Working on the battlefield isn’t what Rieth anticipated doing. After landing in Mosul with the intention of training Peshmerga fighters how to treat basic combat injuries, he realized there was greater need. Within weeks, Rieth had trained Kurds as medics, but knew his skills were necessary on the battlefield. He took his medic work into combat, traveling feet behind military offenses.

“They are really good with their mortars and they would bracket us,” he said. “If we stay in one position long enough, then numerous times they were on either side of our position and the mortars would just creep in. So numerous times we would just pack up and move over a little bit. We got shot at a lot.”

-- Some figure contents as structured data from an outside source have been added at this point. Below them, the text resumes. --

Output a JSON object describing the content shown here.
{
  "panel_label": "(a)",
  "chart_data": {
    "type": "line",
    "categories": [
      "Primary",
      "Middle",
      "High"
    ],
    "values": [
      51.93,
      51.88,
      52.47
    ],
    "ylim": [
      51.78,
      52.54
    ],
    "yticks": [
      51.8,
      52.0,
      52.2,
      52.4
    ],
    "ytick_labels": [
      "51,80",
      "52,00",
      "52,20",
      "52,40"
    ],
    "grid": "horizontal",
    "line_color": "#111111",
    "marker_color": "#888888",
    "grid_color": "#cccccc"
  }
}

Rieth is often working with minimal equipment. Strapped to his body is gauze, ace bandages, IV needles and quick clot gauze. Pickup trucks with stretchers in the bed of the truck comprise the makeshift ambulances.

In March, however, most of Rieth’s treatment areas were set up in an old school or mosques, considering fighting had moved more toward the Old City than how it had previously been outside of city lines.

“We always ended up indoors,” he said. “We had some level of creature comfort, the mosque had running water and electricity so it was actually quite nice. It’s a little different, when I was with the Peshmerga it was more of a field battle so we made makeshift tents with tarps strung between trucks, or just treating outside. Here it was urban warfare, so we could just commandeer a building.”

With fighting intensifying within the city, Rieth said IS would often use civilians as human shields. He said they would pack buildings full of civilians, then put a sniper somewhere within the building so the only way to take down the sniper was with an airstrike. In his most recent trip, he often found himself treating civilians.

“One of the days I wasn’t there they had 130 patients in one day. And you’re talking a (treatment area) that’s got eight, 10 beds,” he said. “So you think about that for a minute, we don’t really have the resources to be able to handle that level of volume, but when a car bomb goes off and there are 30 people, they come right to us because we’re the first level of triage before they get pushed to a hospital — sometimes the floodgates just open.”

Being this close to such fighting also put a target on Rieth and his co-workers’ backs.

Word had spread, Rieth said, that there were Westerners in Mosul and members of the community had heard that ISIS had put a bounty out for them.

“We don’t know how much. I’d like to think I’m worth a few bucks but maybe I’m not,” he said with a smile.

Rieth added that IS had put out word that it needed four volunteers to get suicide belts, act like they were injured, come into the treatment center and blow themselves up.

“It never happened, thankfully, but I don’t know how close it came,” he said.

Upon hearing this, the volunteer medics had to put into place safety precautions, including searching civilians before entry and allowing only a few in at a time.

Beyond fearing for his own life, there are times when the immensity of being a combat medic hits Rieth.

Medics were standing around a treatment center one day hearing a cell phone ring. The phone continued to ring and soon they realized where it was. There was a pile of bloody clothes medics had cut off the wounded, Rieth said.

“When I say they were soaked in blood, when you pick it up it would drop blood. And somebody’s phone was ringing in there, and my heart sank,” Rieth said. “That’s somebody’s wife. ‘You said you’d call me in two hours and it hasn’t been,’ but I don’t speak Arabic or Kurdish. That person is calling to see if their husband is OK, and I can’t even, and even if I did speak it, is he the one that died or didn’t?”